The critical factor behind this shift is the coming-out phenomenon, which over a period of decades has led to extraordinary changes in attitudes and practices regarding sexual orientation.  One of the factors that most powerfully influences support for gay equality is knowing someone who is gay.  As more gays and lesbians openly embraced their sexuality, more parents, children, siblings, friends, neighbors, and co-workers came to know and love someone who was openly gay.  Because few people favor discrimination against those whom they know and love, every gay person coming out of the closet has meant more supporters of gay equality.  In 1985, only a quarter of Americans reported that a friend, relative, or co-worker had told them that he or she was gay; by 2000, that number had tripled to 75 percent. 

The coming-out phenomenon has had a profound effect on popular attitudes towards homosexuality.  The number of Americans believing that gays and lesbians should have equal employment rights grew from 56 percent in 1977 to 80 percent in 1997, and the number believing that they should be legally permitted to adopt children rose from 14 percent to 50 percent over roughly the same time period. 

Such changes in public opinion were reflected and then reinforced by changes in the media and popular culture.  In the mid-1990s, some of the nation’s most popular situation comedies, such as Friends and Mad About You,began dealing with gay marriage—a virtually inconceivable development even a half-decade earlier.  In 1997, Ellen DeGeneres famously came out in a special one-hour episode of her popular television show, Ellen—the first time in television history that a leading prime-time character had come out as gay.  Forty-six million Americans watched, and Time put her on its cover with the headline, “Yep, I’m Gay.” 

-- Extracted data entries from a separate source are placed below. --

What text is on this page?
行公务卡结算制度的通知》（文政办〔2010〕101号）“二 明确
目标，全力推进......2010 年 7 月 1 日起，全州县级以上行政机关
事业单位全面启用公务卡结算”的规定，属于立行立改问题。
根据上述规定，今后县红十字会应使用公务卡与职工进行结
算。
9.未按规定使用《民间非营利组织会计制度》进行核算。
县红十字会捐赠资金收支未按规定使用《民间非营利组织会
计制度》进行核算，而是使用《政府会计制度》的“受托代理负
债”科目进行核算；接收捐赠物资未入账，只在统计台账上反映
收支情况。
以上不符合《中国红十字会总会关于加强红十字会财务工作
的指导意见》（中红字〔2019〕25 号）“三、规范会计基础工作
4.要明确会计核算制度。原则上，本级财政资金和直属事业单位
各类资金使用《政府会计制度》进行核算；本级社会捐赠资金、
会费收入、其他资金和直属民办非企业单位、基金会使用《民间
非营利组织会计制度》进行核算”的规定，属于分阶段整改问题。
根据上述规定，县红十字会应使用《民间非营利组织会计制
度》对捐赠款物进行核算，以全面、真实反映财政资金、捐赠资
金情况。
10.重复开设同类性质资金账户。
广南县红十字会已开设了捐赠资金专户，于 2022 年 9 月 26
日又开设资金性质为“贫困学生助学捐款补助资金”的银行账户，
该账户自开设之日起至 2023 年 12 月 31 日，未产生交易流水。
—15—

Shifting attitudes on sexual orientation were also reflected in changes in law, business practices, and politics.  The number of states with laws forbidding discrimination based on sexual orientation in employment and public accommodations increased from zero in 1980 to eleven in 1998, and by 2000 a dozen states had expanded their hate crimes laws to protect gays and lesbians.  In 1992, not a single Fortune 500 corporation extended benefits to the partners of gay employees, but by 2000, well over a hundred of them did so.  In 2000, both of the leading candidates for the Democratic presidential nomination, Bill Bradley and Al Gore, supported civil unions for same-sex couples, repeal of the military’s policy of Don’t Ask, Don’t Tell, and a federal law forbidding employment discrimination based on sexual orientation. 

In just the last five years or so, Congress passed a federal hate crimes law covering sexual orientation and repealed Don’t Ask, Don’t Tell.  President Obama embraced gay marriage, and so did the Democratic Party and a majority of U.S. senators.  For the first time, voters in several states approved gay marriage, and in Wisconsin, they elected the first openly gay senator in American history. 

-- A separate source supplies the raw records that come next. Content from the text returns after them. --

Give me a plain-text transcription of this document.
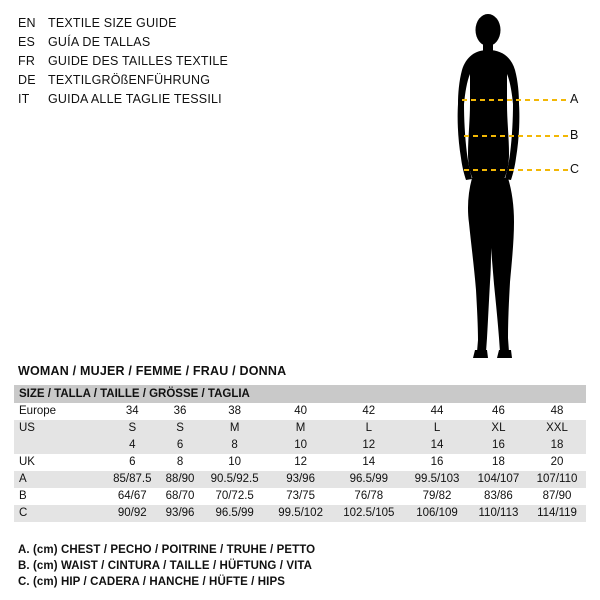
EN TEXTILE SIZE GUIDE
ES	GUÍA DE TALLAS
FR	GUIDE DES TAILLES TEXTILE
DE TEXTILGRÖßENFÜHRUNG
IT	GUIDA ALLE TAGLIE TESSILI	A
B
C
WOMAN / MUJER / FEMME / FRAU / DONNA
SIZE / TALLA / TAILLE / GRÖSSE / TAGLIA								
Europe	34	36	38	40	42	44	46	48
US	S	S	M	M	L	L	XL	XXL
	4	6	8	10	12	14	16	18
UK	6	8	10	12	14	16	18	20
A	85/87.5	88/90	90.5/92.5	93/96	96.5/99	99.5/103	104/107	107/110
B	64/67	68/70	70/72.5	73/75	76/78	79/82	83/86	87/90
C	90/92	93/96	96.5/99	99.5/102	102.5/105	106/109	110/113	114/119
A. (cm) CHEST / PECHO / POITRINE / TRUHE / PETTO
B. (cm) WAIST / CINTURA / TAILLE / HÜFTUNG / VITA
C. (cm) HIP / CADERA / HANCHE / HÜFTE / HIPS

At the oral argument in Windsor, the 2013 case invalidating the Defense of Marriage Act, the Justices remarked upon the extraordinary changes afoot with regard to attitudes and practices involving sexual orientation.  Justice Antonin Scalia noted a “sea change” with regard to the states’ support of  same-sex marriage, and Chief Justice John Roberts observed that “political figures were falling over themselves” to endorse that reform.  While those Justices intended these observations as an argument for leaving the issue to resolution by the political process, the liberal Justices and Justice Kennedy were willing to translate such changes into constitutional law.  This is frequently how constitutional law has worked over the course of American history, as Justices have translated enormous shifts in attitudes regarding race, sex, sexual orientation, privacy, and religion into novel constitutional interpretations, which have generally won enthusiastic endorsements from the American People—if not immediately, then over time, as attitudes continued to move in the same direction as the Court’s decision had pushed them.